Most major insurers, including Asisa, stop accepting new applicants between 65 and 74. Sanitas goes up to 75, while DKV accepts up to 74. ASSSA has the highest age limit of any mainstream Spanish insurer, accepting new applicants up to 74 as standard and up to 79 on a case-by-case basis. It is often the best, or only option for applicants over 75. Premiums rise steeply after 70, so it is worth getting quotes early, ideally six months before your move.

A visa-compliant policy must meet seven specific requirements: it must be issued by an insurer authorized to operate in Spain; provide full comprehensive coverage; offer unlimited or minimum €500,000 financial cover; have no co-payments or deductibles; have no waiting periods; cover all of Spain, including the Balearics and Canary Islands; and include a repatriation provision. The compliance check applies to your insurance certificate, not just the underlying policy document. See the full checklist in The compliance checklist (what your certificate must say)

For most applicants, four to six weeks before your consulate appointment is sufficient. If you are over 65 or have conditions to disclose, allow eight weeks as the underwriting process takes longer. Most reputable insurers offer future-dated start dates, so you can purchase now and begin cover from your arrival date without paying for unused months.

Yes, but with four risks to manage. First, the new insurer re-underwrites from scratch — conditions developed since your original policy may become new exclusions. Second, medical history is not shared between insurers, so you must disclose everything again honestly. Third, ongoing treatments may not transfer immediately. Fourth, never switch in the weeks before a visa renewal. A gap in cover, however brief, can complicate the application. Switch at your annual renewal date.

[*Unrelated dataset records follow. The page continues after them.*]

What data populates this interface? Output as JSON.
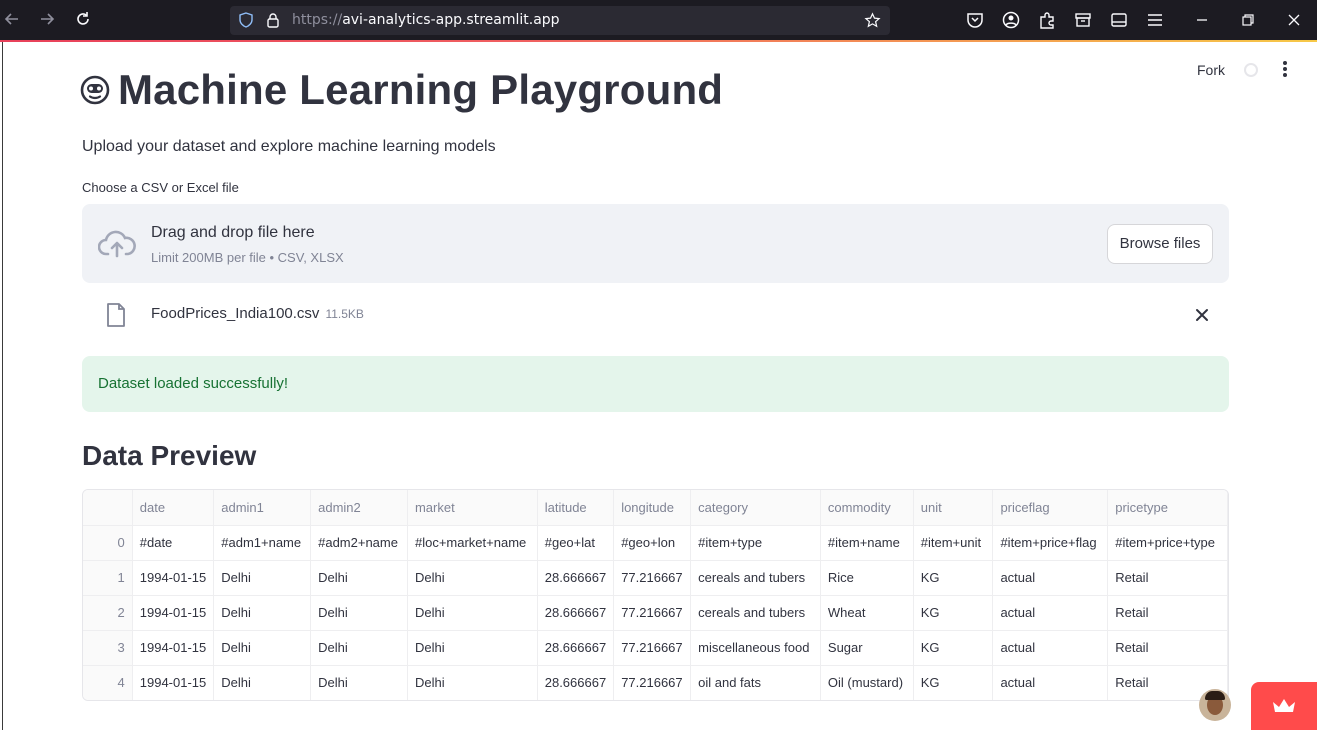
{
  "browser": {
    "url_protocol": "https://",
    "url_host": "avi-analytics-app.streamlit.app"
  },
  "header": {
    "fork_label": "Fork"
  },
  "app": {
    "title": "Machine Learning Playground",
    "subtitle": "Upload your dataset and explore machine learning models"
  },
  "uploader": {
    "label": "Choose a CSV or Excel file",
    "drop_title": "Drag and drop file here",
    "drop_limits": "Limit 200MB per file • CSV, XLSX",
    "browse_label": "Browse files",
    "file_name": "FoodPrices_India100.csv",
    "file_size": "11.5KB"
  },
  "status": {
    "message": "Dataset loaded successfully!",
    "color": "#177233"
  },
  "preview": {
    "title": "Data Preview",
    "columns": [
      "",
      "date",
      "admin1",
      "admin2",
      "market",
      "latitude",
      "longitude",
      "category",
      "commodity",
      "unit",
      "priceflag",
      "pricetype"
    ],
    "rows": [
      [
        "0",
        "#date",
        "#adm1+name",
        "#adm2+name",
        "#loc+market+name",
        "#geo+lat",
        "#geo+lon",
        "#item+type",
        "#item+name",
        "#item+unit",
        "#item+price+flag",
        "#item+price+type"
      ],
      [
        "1",
        "1994-01-15",
        "Delhi",
        "Delhi",
        "Delhi",
        "28.666667",
        "77.216667",
        "cereals and tubers",
        "Rice",
        "KG",
        "actual",
        "Retail"
      ],
      [
        "2",
        "1994-01-15",
        "Delhi",
        "Delhi",
        "Delhi",
        "28.666667",
        "77.216667",
        "cereals and tubers",
        "Wheat",
        "KG",
        "actual",
        "Retail"
      ],
      [
        "3",
        "1994-01-15",
        "Delhi",
        "Delhi",
        "Delhi",
        "28.666667",
        "77.216667",
        "miscellaneous food",
        "Sugar",
        "KG",
        "actual",
        "Retail"
      ],
      [
        "4",
        "1994-01-15",
        "Delhi",
        "Delhi",
        "Delhi",
        "28.666667",
        "77.216667",
        "oil and fats",
        "Oil (mustard)",
        "KG",
        "actual",
        "Retail"
      ]
    ]
  },
  "icons": {
    "back": "arrow-left-icon",
    "forward": "arrow-right-icon",
    "reload": "reload-icon",
    "tracking": "shield-icon",
    "lock": "lock-icon",
    "bookmark": "star-icon",
    "pocket": "pocket-icon",
    "account": "account-icon",
    "extensions": "puzzle-icon",
    "containers": "container-icon",
    "sidebar": "sidebar-icon",
    "menu": "hamburger-icon",
    "upload": "cloud-upload-icon",
    "file": "file-icon",
    "close": "close-icon"
  },
  "colors": {
    "accent": "#ff4b4b",
    "dropzone_bg": "#f0f2f6",
    "success_bg": "#e4f5eb"
  }
}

There is no single best answer. It depends on key factors such as your age, where in Spain you are living, and your health history. Sanitas is the premium option with the strongest English-language support, best suited to urban applicants under 70. ASSSA has the highest age limit of any mainstream Spanish insurer, accepting new applicants up to 74 as standard, and up to 79 on a case-by-case basis. It is typically the recommended route for applicants over 65 or with complex conditions. Asisa offers the best value for families and those under 60. DKV is a strong middle ground, particularly for applicants aged 65 to 74 or in rural areas.

The consequences are severe and go well beyond the original claim. As the John case study in section 4 illustrates, when non-disclosure is identified, the insurer can void the entire policy — not just the claim related to the concealed condition. Cover for unrelated conditions developed during the policy year can also be withdrawn. The applicant then faces re-applying as a now-known case, at a higher premium.